During that previous year when I abstained from bingeing and purging for 24 weeks, I believed that eliminating those disordered eating habits would relieve my ongoing gut symptoms (bloating, gas, irregularity, cramping pain). Several ED 'experts' claimed that bingeing and purging caused those symptoms. 5 years later I learned that I actually had celiac disease, food allergies and bacterial infections in my gut, which caused those symptoms. Ironically an ED website claims that ED habits cause celiac disease! However, I now know that accidental ingestion of my allergens as well as bacterial, parasitic or fungal gut infections can cause uncomfortable symptoms no matter how long I abstain from bingeing and purging.

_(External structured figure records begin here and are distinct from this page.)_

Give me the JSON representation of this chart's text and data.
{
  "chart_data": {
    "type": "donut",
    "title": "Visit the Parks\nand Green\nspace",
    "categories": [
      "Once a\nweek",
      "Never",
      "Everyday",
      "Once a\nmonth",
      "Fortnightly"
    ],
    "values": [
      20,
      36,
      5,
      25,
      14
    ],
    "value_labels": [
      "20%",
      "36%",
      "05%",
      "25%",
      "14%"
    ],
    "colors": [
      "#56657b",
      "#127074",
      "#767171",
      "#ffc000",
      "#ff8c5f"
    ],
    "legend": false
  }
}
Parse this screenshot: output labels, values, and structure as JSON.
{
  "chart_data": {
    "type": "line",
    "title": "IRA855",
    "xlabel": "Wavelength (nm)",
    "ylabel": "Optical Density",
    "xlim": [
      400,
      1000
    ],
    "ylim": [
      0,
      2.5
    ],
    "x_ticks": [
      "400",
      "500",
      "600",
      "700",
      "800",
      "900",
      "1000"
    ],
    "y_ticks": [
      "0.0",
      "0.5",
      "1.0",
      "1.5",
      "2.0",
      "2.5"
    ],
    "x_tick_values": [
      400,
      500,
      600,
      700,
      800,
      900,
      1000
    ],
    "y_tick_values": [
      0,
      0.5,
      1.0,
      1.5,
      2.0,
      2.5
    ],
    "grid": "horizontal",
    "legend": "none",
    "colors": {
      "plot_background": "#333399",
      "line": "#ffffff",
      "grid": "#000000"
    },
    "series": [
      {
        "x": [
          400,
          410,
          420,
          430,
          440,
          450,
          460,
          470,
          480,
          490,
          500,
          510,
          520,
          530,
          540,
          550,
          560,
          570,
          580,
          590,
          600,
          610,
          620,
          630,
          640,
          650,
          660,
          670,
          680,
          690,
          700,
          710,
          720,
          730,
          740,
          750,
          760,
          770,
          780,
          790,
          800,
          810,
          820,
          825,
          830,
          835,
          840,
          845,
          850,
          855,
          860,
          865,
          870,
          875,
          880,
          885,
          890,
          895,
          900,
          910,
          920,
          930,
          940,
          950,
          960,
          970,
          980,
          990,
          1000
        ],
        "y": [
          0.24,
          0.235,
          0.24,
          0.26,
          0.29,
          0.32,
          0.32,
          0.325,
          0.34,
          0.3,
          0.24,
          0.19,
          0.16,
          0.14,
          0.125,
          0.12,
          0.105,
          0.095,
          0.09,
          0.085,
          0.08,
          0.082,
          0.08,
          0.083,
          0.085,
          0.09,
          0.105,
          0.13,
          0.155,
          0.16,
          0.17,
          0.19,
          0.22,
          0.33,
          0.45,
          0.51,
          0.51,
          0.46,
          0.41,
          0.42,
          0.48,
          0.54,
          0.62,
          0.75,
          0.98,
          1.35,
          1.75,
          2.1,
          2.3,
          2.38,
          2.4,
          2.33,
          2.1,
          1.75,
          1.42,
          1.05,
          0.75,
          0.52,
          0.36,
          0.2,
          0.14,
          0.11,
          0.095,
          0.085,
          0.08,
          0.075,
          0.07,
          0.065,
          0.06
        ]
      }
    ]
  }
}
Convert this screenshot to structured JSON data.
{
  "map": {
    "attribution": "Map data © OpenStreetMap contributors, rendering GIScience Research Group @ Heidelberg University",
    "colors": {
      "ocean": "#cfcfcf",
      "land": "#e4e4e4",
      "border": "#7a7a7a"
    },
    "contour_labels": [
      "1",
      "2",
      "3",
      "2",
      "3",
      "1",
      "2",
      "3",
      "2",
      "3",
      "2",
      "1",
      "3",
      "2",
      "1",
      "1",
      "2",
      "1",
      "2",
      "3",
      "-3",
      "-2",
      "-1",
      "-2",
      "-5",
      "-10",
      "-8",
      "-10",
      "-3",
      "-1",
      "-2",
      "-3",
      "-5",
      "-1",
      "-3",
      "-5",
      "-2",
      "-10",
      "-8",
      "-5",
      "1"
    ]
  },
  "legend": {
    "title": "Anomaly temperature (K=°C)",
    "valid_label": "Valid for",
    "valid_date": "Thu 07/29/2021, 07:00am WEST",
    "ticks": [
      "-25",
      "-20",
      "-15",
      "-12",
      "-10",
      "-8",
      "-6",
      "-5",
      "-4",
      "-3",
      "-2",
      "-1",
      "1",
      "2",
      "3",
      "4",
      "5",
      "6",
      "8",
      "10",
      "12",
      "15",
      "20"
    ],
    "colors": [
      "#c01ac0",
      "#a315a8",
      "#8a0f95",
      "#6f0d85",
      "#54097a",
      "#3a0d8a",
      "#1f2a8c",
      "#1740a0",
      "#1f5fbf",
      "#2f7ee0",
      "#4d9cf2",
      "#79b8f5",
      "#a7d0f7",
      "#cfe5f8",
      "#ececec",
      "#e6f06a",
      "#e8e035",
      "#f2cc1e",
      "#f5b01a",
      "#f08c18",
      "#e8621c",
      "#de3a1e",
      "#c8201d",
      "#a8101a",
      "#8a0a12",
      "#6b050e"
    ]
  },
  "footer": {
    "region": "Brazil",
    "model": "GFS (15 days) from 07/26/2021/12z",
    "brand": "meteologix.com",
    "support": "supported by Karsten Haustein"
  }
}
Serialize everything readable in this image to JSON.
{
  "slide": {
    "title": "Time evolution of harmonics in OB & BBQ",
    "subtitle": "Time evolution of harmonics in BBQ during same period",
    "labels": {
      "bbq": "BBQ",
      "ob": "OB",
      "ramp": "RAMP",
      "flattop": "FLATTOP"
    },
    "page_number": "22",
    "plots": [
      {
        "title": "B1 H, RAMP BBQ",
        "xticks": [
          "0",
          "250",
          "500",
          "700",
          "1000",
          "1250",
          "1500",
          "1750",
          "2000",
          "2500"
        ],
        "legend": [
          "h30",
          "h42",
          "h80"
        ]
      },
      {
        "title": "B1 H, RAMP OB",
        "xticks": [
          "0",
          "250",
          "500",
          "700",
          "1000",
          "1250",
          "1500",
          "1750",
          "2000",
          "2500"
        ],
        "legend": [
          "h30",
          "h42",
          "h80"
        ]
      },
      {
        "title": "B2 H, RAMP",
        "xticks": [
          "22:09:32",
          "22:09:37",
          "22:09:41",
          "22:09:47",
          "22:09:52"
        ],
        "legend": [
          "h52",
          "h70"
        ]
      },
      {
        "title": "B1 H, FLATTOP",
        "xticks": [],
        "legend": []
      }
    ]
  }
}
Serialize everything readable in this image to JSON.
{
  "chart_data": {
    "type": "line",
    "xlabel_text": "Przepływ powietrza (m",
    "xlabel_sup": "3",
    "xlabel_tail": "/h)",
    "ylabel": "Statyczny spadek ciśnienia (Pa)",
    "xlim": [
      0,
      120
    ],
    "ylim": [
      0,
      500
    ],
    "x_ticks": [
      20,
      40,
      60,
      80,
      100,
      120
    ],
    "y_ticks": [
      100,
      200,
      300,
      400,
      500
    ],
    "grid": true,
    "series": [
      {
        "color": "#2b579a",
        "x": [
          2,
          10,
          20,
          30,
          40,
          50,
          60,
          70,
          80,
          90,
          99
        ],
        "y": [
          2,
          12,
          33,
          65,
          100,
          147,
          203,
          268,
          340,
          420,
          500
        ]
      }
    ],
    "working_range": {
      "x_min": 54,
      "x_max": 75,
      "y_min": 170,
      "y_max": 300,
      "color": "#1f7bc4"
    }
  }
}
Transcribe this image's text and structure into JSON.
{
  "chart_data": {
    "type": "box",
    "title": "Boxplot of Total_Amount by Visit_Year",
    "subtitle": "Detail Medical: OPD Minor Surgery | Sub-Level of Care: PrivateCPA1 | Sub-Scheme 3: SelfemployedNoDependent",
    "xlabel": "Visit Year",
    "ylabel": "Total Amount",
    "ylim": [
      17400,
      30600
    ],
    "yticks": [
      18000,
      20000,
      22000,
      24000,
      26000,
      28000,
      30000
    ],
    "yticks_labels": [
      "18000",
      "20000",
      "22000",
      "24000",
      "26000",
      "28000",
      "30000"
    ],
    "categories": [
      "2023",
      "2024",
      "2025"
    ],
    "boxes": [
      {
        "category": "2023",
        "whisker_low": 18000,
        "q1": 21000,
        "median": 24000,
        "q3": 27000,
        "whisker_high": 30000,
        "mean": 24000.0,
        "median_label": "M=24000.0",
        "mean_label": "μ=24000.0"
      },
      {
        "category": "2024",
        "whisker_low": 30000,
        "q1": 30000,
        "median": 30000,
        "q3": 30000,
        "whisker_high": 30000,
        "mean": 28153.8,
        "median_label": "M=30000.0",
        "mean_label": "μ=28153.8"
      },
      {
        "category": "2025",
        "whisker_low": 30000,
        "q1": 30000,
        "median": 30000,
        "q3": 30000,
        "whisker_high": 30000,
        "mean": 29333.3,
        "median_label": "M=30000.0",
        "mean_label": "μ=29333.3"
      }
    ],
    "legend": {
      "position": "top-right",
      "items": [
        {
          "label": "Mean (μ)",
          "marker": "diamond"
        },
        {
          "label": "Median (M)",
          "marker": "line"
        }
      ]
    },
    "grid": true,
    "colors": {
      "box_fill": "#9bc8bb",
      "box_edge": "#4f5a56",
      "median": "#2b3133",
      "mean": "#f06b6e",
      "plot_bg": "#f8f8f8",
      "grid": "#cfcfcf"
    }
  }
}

So how did eliminating binge/purge habits change my life? Most of all, I trust myself. I know I won't intentionally harm my body in a moment of despair or hopelessness. Of course learning to abstain from gluten, dairy, soy, eggs, cane sugar, vanilla and nutmeg gave me the confidence that I can consistently choose foods which will nourish, rather than harm, my body. Likewise learning to stop eating when I feel any discomfort, rather than continuing to eat until I'm so full that I naturally reflux (I never forced myself to throw up), proved that I can trust myself not to harm my body. Furthermore, resisting throwing up to relieve nausea, when I felt nauseas all day for 17 days while taking flagyl to treat c-diff, proved that I won't use extreme measures to cope with discomfort.

I wish I could say that abstaining from disordered eating habits positively transformed my body and my life. However the reality is that eliminating disordered eating habits freed me to deal with underlying problems (food allergies and bacterial dysbiosis) which made binge/purge habits appeal to me. Eliminating those habits freed me to cope with the problems I tried to escape when I binged. Changing the thought patterns that rationalized bingeing and purging gave me the confidence that I can logically resolve other problems and situations in my life as they occur.